The training session became progressively more physical, more intense. I taught her hockey fighting techniques, explaining how leverage mattered more than strength, how to use momentum against larger opponents, how to protect yourself while creating offensive opportunities.

We moved through positions that required trust and contact. I showed her how to drop her center of gravity to stay balanced, how to use an attacker's momentum against them, how to create space when someone was crowding her.

"Again," I said after she successfully executed a defensive maneuver. "Faster this time."

She was a quick study, her natural athleticism translating to combat training with surprising aptitude. Her body understood movement language, even when that language was violence instead of artistry.

We were both sweating, breathing hard, the physical exertion burning off her anger while creating a different kind of heat between us.

"Show me a full takedown," Mira said suddenly. "I want to understand the complete sequence."

I walked her through it slowly: the setup, the grip, the shift of weight that took someone to the ground. We practiced in slow motion, my hands on her hips adjusting her positioning, my body demonstrating the mechanics while trying to ignore how she fit against me.

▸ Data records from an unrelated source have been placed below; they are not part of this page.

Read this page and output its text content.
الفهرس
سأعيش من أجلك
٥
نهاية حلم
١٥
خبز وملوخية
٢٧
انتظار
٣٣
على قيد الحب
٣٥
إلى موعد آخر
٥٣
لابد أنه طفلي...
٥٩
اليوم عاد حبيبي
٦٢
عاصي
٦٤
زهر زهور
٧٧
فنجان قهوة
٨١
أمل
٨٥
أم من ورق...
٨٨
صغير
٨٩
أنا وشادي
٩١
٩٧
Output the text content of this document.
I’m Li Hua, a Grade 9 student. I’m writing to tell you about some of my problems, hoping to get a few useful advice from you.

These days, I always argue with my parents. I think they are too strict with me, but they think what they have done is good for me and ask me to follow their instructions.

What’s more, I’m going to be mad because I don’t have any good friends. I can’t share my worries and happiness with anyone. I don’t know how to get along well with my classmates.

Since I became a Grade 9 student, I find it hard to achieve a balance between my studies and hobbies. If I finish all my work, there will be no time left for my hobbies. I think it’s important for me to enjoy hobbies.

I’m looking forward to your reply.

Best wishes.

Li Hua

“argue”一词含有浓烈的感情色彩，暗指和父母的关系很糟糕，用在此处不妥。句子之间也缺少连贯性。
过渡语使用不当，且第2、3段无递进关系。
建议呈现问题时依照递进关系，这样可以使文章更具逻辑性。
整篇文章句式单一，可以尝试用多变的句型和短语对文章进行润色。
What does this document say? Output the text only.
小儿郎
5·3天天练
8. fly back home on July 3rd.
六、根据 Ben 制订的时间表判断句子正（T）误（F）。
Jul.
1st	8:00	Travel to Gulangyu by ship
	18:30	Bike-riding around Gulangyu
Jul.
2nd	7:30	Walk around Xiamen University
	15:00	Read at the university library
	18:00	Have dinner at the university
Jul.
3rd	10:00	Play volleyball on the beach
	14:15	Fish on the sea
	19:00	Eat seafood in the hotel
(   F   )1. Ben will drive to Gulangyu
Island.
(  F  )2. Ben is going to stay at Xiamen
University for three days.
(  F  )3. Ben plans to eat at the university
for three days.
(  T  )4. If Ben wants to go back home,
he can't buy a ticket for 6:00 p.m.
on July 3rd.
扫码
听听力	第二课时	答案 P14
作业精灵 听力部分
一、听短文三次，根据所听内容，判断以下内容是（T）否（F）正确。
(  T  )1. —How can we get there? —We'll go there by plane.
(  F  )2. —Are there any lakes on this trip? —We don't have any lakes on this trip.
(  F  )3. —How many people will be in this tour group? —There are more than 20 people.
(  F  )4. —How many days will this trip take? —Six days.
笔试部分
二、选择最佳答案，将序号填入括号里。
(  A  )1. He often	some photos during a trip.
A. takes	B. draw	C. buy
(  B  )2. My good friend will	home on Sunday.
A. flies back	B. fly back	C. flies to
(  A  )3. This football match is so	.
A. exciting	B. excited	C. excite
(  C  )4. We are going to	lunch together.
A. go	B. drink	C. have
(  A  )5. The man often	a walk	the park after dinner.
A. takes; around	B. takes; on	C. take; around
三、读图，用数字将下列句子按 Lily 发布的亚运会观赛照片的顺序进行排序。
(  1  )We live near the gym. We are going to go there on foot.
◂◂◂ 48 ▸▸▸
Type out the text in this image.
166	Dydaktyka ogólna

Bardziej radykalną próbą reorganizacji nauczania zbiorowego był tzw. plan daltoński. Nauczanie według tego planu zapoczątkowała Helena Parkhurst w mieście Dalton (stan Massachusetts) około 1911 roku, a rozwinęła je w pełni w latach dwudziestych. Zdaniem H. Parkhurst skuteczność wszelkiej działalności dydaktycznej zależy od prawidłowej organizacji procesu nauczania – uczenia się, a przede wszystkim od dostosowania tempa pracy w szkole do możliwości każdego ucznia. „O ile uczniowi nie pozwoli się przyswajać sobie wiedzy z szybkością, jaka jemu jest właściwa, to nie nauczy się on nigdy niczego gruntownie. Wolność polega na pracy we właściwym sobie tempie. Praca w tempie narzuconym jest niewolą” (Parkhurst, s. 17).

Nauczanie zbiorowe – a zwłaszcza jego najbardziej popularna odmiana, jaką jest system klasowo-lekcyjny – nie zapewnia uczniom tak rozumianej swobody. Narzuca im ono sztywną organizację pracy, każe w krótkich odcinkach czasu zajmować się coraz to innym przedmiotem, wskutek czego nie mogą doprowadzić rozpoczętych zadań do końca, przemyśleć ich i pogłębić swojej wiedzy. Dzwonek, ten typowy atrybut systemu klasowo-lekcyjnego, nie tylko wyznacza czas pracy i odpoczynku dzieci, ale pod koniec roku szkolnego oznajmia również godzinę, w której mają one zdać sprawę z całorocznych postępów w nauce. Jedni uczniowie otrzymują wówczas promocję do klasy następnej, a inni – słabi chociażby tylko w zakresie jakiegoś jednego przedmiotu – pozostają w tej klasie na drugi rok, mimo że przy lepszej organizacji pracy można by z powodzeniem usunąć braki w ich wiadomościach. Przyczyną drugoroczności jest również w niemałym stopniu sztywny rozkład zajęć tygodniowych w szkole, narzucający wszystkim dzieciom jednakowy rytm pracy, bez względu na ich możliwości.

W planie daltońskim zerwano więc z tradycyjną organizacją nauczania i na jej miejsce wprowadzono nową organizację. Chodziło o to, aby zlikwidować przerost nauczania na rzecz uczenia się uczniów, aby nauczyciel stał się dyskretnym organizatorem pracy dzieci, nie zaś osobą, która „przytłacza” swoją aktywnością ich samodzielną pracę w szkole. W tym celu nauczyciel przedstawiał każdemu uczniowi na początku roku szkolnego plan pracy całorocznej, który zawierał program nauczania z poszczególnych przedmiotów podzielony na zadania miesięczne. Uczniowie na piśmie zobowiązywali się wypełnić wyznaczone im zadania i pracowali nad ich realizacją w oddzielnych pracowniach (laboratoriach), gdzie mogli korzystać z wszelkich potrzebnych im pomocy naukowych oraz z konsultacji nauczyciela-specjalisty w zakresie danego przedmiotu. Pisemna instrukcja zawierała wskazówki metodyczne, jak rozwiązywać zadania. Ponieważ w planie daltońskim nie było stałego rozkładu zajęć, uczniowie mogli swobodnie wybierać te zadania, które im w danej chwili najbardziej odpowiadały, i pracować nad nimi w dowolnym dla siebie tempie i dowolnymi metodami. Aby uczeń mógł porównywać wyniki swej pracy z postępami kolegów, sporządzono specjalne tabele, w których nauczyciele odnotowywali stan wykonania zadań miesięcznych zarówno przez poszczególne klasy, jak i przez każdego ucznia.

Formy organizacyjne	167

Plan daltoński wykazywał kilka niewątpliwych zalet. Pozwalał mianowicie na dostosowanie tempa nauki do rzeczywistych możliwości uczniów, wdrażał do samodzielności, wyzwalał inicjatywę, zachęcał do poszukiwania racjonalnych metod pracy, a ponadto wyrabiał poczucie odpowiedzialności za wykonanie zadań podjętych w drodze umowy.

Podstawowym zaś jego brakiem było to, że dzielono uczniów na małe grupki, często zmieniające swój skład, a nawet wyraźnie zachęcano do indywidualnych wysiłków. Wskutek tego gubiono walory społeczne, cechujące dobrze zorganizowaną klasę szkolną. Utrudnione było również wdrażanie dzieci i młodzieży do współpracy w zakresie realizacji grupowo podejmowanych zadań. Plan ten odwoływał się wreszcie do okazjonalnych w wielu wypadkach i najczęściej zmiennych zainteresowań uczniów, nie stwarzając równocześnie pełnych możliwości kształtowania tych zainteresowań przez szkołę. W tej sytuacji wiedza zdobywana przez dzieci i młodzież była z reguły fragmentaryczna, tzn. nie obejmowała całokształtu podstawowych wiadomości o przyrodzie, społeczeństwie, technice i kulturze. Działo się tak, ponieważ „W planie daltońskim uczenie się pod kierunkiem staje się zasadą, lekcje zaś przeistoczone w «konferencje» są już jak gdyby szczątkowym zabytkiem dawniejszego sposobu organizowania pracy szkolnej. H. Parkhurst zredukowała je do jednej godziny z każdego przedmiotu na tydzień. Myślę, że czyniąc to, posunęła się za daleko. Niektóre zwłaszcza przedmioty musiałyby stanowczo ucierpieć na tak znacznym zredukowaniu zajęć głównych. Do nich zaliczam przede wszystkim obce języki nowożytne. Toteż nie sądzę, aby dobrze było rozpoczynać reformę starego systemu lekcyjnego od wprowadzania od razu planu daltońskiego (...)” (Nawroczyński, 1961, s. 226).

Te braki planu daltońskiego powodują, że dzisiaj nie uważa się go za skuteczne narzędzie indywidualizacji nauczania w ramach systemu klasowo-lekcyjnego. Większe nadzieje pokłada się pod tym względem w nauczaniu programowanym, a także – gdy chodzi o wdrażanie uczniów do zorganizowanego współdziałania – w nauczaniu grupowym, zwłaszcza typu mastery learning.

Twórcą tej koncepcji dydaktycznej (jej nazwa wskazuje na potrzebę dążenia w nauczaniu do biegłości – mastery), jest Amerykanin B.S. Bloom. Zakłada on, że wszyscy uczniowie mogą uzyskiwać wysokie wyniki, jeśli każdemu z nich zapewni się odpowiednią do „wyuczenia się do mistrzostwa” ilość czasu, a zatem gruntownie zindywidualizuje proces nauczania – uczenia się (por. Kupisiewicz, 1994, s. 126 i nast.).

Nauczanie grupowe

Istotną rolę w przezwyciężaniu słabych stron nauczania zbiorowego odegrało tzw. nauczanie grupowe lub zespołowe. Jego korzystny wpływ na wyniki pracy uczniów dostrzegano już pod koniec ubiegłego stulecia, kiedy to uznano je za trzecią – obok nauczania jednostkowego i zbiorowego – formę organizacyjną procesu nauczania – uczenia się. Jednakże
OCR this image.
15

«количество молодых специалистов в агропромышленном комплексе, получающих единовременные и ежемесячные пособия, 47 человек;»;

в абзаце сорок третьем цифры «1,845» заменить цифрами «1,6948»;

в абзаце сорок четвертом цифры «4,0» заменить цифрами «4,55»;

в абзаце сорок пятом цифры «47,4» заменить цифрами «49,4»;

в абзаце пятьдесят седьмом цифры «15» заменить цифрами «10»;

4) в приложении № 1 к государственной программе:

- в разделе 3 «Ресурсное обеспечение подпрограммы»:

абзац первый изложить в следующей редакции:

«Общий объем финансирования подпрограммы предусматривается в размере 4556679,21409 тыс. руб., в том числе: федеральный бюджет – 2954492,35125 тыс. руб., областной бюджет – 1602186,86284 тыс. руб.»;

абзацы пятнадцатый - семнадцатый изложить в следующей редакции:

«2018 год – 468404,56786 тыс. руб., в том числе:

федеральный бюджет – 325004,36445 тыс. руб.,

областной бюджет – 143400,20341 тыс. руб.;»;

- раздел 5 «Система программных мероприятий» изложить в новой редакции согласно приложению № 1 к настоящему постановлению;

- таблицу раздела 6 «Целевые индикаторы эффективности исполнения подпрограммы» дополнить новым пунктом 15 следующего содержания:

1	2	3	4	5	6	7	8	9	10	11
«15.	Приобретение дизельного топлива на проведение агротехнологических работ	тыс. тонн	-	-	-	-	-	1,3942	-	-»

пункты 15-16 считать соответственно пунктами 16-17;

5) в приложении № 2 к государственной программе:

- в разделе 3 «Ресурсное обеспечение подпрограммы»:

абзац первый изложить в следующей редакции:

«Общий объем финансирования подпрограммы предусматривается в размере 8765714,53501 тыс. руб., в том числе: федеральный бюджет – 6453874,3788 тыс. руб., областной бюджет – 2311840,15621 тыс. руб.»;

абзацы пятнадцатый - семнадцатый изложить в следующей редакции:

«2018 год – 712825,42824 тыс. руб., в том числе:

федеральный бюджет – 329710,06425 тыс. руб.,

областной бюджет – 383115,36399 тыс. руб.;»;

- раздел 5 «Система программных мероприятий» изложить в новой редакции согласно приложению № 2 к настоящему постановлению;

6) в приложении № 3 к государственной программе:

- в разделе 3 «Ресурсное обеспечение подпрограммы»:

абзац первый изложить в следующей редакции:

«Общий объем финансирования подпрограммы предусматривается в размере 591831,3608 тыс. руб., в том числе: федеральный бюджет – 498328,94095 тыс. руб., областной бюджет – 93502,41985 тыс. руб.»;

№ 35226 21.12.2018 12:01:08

"Try it full speed," I said.

Mira executed the technique perfectly, her smaller size actually helping as she used my momentum against me. I went down hard, my back hitting the mat with enough force to knock the air from my lungs.

And suddenly Mira was straddling my chest, breathing hard, her hands planted on my shoulders, our faces inches apart.

The sexual tension that had been building for weeks exploded.

My hands came up to her hips automatically, steadying her, my thumbs pressing against her hip bones through her athletic wear. Mira's eyes were dark, her breathing ragged from more than physical exertion. Neither of us moved to change our position.

The moment stretched, loaded with the terrifying inevitability of what was happening between us.

I lifted my head and kissed her. Not tentatively, not with questioning—with the kind of certainty that came from knowing something was exactly right despite being completely insane.

Mira kissed me back immediately, her hands sliding from my shoulders to my face, the kiss deepening with an intensity that made me forget every reason this was a terrible idea. She tasted like salt and fury and something sweetunderneath, her body fitting against mine like we were designed to connect this way.

No kiss had ever felt like this—like coming home and falling apart and being rebuilt all at once.

My hands slid from her hips to her back, pulling her closer, deepening the kiss until we were both gasping. Her fingers threaded through my hair, tugging slightly, and I made a sound that was definitely not appropriate for a team captain to be making in a public gymnasium.

The gymnasium door banged open with timing so catastrophically bad it would have been funny if I weren't currently making out with our housemate on the gym floor.

Blake and Logan stood frozen in the doorway, their expressions cycling through surprise, confusion, hurt, and something complicated that might have been jealousy or might have been longing or might have been both.

Mira scrambled off me with the grace of someone who'd spent their life recovering from falls, but her face was flushed and her lips were swollen and there was no way to pretend what we'd been doing was anything other than what it obviously was.

I sat up more slowly, my captain composure completely destroyed, my carefully maintained control in shambles.

The silence was deafening.

"So," Logan said finally, his voice carrying more hurt than his usual sarcasm. "This is happening?"

I could have made excuses. Could have apologized. Could have tried to minimize what had just occurred.